BCE Acquisition of MTS Could Open the Door to More Consolidation

  • Approval of merger would end years-long four-player policy
  • Quebecor, Shaw waiting in the wings to see final decision

BCE Inc.’s proposed C$40-a-share acquisition of Manitoba Telecom Services Inc. may open the door to renewed consolidation in the Canadian wireless market and upend the competition policy the previous government fought for years to implement.

Montreal-based BCE agreed to buy MTS for about C$3.1 billion ($2.5 billion) in cash and stock Monday, paying a 22 percent premium to MTS’s closing price of C$32.84 on Friday. BCE said it will sell one third of MTS’s subscribers to Telus Corp., another one of Canada’s three biggest wireless carriers.

The deal presents a test to Prime Minister Justin Trudeau’s months-old Liberal government: continue the policy of his Conservative predecessor, which pushed to create four wireless competitors in each market, or take a new path and let BCE consolidate.

“This would set a significant precedent, as it would reduce Manitoba to a three-player wireless market from four,” Aravinda Galappatthige, an analyst with Canaccord Genuity Corp., said in a note to clients. Dropping the four-player requirement could also give a green light to Quebecor Inc. to sell its wireless spectrum outside Quebec, or even let Shaw Communications Inc. exit the wireless market by selling Wind Mobile to another carrier, he said.

That would shake up the years-long policy of the Conservative government, which gave up hundreds of millions of dollars in potential government revenue by subsidizing spectrum sales to new entrants to prop them up and increase competition.

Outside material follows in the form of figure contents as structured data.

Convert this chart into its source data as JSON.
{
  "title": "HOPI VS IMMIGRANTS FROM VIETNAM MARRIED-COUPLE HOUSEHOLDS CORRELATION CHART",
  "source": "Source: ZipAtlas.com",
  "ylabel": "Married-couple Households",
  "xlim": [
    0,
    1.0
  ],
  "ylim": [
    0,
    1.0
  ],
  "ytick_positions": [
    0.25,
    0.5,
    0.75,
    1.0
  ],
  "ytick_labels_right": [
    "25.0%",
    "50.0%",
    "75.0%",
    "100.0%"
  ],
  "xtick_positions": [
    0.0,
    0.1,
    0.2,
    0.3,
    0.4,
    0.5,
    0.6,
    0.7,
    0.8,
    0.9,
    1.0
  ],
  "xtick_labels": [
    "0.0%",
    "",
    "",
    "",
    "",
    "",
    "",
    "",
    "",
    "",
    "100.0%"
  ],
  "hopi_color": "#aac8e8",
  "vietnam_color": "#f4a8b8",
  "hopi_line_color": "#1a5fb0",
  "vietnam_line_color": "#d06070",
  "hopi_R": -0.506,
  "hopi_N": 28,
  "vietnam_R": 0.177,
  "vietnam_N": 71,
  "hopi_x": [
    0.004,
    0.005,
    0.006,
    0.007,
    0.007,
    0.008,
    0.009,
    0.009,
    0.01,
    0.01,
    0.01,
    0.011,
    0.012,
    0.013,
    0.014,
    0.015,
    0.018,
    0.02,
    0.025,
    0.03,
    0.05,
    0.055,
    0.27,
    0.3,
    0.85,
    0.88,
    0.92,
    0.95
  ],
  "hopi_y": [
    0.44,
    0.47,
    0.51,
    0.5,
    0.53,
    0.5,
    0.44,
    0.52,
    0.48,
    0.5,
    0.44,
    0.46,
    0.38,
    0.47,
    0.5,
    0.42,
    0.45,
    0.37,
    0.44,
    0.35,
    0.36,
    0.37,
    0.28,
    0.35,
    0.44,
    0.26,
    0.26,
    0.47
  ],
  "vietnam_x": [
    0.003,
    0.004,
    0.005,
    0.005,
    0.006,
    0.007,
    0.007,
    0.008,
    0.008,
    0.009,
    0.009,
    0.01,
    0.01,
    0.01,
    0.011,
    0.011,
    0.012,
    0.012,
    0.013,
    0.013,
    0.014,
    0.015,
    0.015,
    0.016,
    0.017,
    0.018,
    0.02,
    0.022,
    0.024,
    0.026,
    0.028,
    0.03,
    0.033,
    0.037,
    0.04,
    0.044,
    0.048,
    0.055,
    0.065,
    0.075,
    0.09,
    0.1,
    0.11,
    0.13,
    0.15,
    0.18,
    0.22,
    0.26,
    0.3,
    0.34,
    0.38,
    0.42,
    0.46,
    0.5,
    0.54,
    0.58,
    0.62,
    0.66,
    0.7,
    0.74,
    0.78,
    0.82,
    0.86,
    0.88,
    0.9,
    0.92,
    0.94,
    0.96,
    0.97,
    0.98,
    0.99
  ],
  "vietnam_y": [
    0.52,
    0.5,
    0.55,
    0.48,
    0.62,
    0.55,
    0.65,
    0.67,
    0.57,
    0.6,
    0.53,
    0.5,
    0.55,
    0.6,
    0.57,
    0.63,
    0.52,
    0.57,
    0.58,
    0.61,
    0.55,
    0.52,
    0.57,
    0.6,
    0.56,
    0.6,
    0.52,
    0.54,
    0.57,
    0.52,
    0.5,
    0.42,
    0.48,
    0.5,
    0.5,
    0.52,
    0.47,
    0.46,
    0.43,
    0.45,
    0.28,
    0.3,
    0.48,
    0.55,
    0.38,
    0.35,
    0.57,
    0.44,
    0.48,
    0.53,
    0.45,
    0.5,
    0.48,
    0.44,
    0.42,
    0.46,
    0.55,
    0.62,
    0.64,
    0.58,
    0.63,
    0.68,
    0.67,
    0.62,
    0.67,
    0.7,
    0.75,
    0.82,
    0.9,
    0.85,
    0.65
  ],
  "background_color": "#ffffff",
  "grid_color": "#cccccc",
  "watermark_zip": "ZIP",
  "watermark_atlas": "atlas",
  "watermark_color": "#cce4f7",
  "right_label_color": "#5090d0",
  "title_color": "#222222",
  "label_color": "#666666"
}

The rest of the industry is watching to see how the government responds, David Heger, an analyst with Edward Jones & Co., said in a phone interview. Wireless competition isn’t likely to be as big an issue for the Liberal government as it was for the last one, he said.

“It’s probably not the biggest priority for this current government considering the economic situation in Canada,” Heger said. With commodity prices lower than they were for much of the last decade, the government’s agenda includes increasing infrastructure spending and helping build out a more innovation-focused economy.

If the deal goes through without any changes, it could prompt Quebecor to flip the spectrum it bought at a subsidized price in 2014 to another carrier, Heger said.

The deal will face scrutiny from the Canadian telecommunications regulator, the Competition Bureau and the minister of Innovation, Science and Economic Development, Navdeep Bains.

“Of course we want more competition, more choice and more availability of service,” Bains told reporters at Canada’s Parliament on Monday. A spokesman for his office declined to comment further on the Manitoba Telecom deal.

“Expect the deal to pass regulatory hurdles,” Michael Rollins, an analyst with Citigroup, said in a note to clients. Selling some of MTS’s subscribers to Telus means no one company would have more than 50 percent market share, he said.

That would potentially make the market more competitive than it is now, with subscribers split between Rogers, Telus and BCE rather than MTS dominating the province’s wireless sector, MTS Chief Executive Officer Jay Forbes said in an interview.

BCE plans to spend C$1 billion building higher-quality wireless and landline networks across the province over the next five years. That’s C$100 million more than MTS was planning to spend independently, Forbes said in an interview.

The extra spending will be “welcomed” by regulators, Citigroup’s Rollins said.

BCE Chief Financial Officer Glen Leblanc said he expects the deal to take nine to 12 months to close. Until then, the industry will have to wait and see, Canaccord’s Galappatthige said.

“We have heard very little from the new Liberal government on telecom policy, particularly on the matter of wireless competition,” Galappatthige said.
“Against that backdrop, making a call on the regulatory outcome is tricky.”